But if the structure and basic subject matter are familiar, the specific material from episode to episode is more curious and more cutting, drawing on observations about life and his career that Gaffigan's clearly been honing for a long time, but couldn't find room to squeeze into his act in between the bit about his cake addiction and the one about the grossness of shellfish.

One episode this season drew inspiration from a 2013 incident where Gaffigan's tweet about women's nails got him accused of sexism, here spun out to surreal proportions, including a trial with Zachary Quinto as the prosecutor.

Another mused on the kinds of roles he's offered, as guest star Alec Baldwin tried to convince him he'd be perfect to play a guy who is literally named Ugly. A couple of weeks ago, he got bent out of shape when an influential comedy blog left him off their list of the 100 best stand-ups in New York, traveling deeper and deeper into New York's alt-comedy scene (which became more ridiculously minimalist with each stop) to try to impress the writer. (It was a much smarter version of the usual “artist is mad over a bad review” story than, say, last week's horrible Roadies.)

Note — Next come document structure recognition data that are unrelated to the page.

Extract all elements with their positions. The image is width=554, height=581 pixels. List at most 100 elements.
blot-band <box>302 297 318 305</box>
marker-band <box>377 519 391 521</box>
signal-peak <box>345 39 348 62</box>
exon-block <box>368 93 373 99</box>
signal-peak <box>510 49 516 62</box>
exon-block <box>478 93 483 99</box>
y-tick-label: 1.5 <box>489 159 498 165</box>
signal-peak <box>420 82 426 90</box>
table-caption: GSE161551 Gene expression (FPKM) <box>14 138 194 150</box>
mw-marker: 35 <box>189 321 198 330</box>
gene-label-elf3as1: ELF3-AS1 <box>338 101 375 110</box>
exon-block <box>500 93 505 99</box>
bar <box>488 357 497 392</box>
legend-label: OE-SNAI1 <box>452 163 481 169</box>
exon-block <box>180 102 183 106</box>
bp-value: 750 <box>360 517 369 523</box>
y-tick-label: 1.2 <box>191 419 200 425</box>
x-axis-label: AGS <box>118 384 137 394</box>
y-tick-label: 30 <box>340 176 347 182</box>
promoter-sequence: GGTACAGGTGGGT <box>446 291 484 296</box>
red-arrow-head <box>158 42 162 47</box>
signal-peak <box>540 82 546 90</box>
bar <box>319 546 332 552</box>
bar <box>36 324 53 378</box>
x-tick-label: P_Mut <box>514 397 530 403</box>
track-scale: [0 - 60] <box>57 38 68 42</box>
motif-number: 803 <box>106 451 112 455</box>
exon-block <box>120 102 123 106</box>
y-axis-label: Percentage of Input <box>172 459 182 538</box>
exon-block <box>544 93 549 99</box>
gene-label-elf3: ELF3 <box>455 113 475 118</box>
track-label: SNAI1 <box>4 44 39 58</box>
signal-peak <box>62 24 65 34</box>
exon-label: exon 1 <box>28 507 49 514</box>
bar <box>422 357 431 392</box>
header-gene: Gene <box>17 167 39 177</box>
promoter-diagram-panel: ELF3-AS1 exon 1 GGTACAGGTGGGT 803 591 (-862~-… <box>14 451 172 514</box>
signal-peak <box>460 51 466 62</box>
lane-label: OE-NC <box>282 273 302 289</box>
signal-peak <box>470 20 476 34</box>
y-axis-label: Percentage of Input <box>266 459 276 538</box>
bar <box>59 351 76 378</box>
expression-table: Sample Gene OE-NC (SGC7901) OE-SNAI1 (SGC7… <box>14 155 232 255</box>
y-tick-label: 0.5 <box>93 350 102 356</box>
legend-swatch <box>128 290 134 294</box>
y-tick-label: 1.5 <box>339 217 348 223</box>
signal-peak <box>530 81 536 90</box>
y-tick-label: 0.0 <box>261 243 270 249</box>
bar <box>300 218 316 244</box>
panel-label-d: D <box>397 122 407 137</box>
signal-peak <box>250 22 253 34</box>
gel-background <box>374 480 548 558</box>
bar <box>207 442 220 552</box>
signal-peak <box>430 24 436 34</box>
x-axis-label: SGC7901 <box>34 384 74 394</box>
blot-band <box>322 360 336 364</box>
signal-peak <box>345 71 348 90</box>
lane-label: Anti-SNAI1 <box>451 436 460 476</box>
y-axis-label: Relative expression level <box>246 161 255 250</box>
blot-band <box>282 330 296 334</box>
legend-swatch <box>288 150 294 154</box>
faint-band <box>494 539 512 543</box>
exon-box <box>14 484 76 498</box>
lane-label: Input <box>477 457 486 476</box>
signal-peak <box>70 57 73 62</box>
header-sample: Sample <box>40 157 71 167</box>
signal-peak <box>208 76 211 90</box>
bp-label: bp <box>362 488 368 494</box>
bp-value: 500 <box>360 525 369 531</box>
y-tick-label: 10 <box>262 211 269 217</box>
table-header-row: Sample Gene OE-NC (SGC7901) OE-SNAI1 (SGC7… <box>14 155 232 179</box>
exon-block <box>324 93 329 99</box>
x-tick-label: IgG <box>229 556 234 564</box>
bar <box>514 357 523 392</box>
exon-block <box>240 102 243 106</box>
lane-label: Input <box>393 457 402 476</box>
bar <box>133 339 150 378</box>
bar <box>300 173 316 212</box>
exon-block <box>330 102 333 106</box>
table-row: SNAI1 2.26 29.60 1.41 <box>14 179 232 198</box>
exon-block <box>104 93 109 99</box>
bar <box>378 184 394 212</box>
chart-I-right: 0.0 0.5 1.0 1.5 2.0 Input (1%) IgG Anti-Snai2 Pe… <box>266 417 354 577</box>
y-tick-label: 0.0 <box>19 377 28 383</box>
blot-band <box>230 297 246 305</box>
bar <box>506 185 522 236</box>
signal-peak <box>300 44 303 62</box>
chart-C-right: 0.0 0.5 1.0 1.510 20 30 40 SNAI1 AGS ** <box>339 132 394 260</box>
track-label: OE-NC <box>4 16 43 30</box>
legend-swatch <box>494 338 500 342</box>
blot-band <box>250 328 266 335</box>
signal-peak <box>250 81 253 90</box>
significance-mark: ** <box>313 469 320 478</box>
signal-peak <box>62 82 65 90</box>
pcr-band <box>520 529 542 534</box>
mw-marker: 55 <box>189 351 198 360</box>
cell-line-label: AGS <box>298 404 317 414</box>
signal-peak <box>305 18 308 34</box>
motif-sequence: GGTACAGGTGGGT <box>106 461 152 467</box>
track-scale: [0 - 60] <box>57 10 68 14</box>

The show's currently in the midst of a three-parter (part 2 is the one airing this Sunday) where Dave gets a development deal at TV Land, while Jim tries to pitch Will Ferrell on a sitcom where he plays an Indiana weatherman who gets a job in New York and is treated like a bumpkin by his co-workers – which not only reflects how the other stand-ups talk about TV Jim, but the premise of Gaffigan's very first TV show, the CBS sitcom Welcome to New York, which was supposed to be a vehicle for him, only for him to be demoted in favor of Emmy winner Christine Baranski. The three-parter's only tangentially about the weatherman idea, but as Dave and new writing partner John Mulaney get deeper into writing the script for his TV Land pilot, the whole thing turns into a funhouse mirror reflection of the preposterous nature of the TV development process, and how shows often turn out to be nothing like what they were intended to be.

The Jim Gaffigan Show itself went through a complicated development process, which Gaffigan and I discussed last year. It took five years and three pilots at three different networks for them to even get on the air, and then another half season or so for Jim and Jeannie to figure out the absurd comic voice of the show to go along with the fundamental warmth of the marriage at the center of it. But the show has long since found itself, and this three-parter – where the fictional Jeannie is giddy at the thought of Jim finally getting his own show – cleverly demonstrates how much further ahead in the process the real Jim Gaffigan is from the clumsy and inarticulate guy he plays to great comic effect every week.

Even when he was new to the TV business, Gaffigan was congenitally incapable of being the Hot New Thing. He's never going to come across as cutting-edge, not even in the relatively quiet environs of TV Land, which is attempting to seem cooler and younger with shows like, well, Younger. But The Jim Gaffigan Show is smarter and weirder than it seems at first, and just plain fun. We're nearing the 16th anniversary of Welcome to New York's debut, and if Gaffigan couldn't get his weatherman idea to work, he's definitely figured out how to translate the different parts of his life and career into a sitcom.

The Jim Gaffigan Show won't be mentioned in conversations about the boldest experiments of Peak TV, but it's also not nearly as much of a throwback as you would expect from either its star or the channel where it airs. It's an excellent comedy that feels like it belongs in this special time and place.